可以将文章内容翻译成中文,广告屏蔽插件可能会导致该功能失效(如失效，请关闭广告屏蔽插件后再试):

问题:

I have a mixed filetype collection of MS Word documents. Some files are *.doc and some are *.docx. I'm learning to use tm and I've (more or less*) successfully created a corpus composed of the *.doc files using this:

ex_eng <- Corpus(DirSource('~/R/expertise/corpus/english'), 
                 readerControl=list(reader=readDOC, 
                                    language='en_CA',
                                    load=TRUE));

This command does not handle *.docx files. I assume that I need a different reader.
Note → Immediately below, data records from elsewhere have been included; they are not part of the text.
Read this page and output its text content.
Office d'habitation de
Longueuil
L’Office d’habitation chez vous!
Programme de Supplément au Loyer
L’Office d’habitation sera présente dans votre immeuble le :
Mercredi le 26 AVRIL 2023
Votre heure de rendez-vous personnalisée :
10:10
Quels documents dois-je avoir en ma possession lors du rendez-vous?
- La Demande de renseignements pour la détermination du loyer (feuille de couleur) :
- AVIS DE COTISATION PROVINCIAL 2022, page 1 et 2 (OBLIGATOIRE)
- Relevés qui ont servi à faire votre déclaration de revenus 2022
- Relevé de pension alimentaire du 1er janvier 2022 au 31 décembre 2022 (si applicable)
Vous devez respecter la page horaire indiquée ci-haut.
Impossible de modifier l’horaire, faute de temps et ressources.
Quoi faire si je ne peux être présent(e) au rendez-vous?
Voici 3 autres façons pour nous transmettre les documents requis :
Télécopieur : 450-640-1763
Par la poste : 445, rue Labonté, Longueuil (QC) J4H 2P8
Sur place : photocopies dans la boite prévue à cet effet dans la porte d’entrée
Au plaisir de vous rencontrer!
From this article, I understand that I could write my own (given a good understanding of the .docx format which I do not currently have).

The readDOC reader uses antiword to parse *.doc files. Is there a similar application that will parse *.docx files?

Or better still, is there already a standard way of creating a corpus of *.docx files using tm?

* more or less, because although the files go in and are readable, I get this warning for every document: In readLines(y, encoding = x$Encoding) : incomplete final line found on 'path/to/a/file.doc'

回答1:

.docx files are zipped XML files. If you execute this:

> uzfil <- unzip(file.choose())

And then pick a .docx file in your directory, you get:

> str(uzfil)
 chr [1:13] "./[Content_Types].xml" "./_rels/.rels" "./word/_rels/document.xml.rels" ...
> uzfil
 [1] "./[Content_Types].xml"          "./_rels/.rels"                  "./word/_rels/document.xml.rels"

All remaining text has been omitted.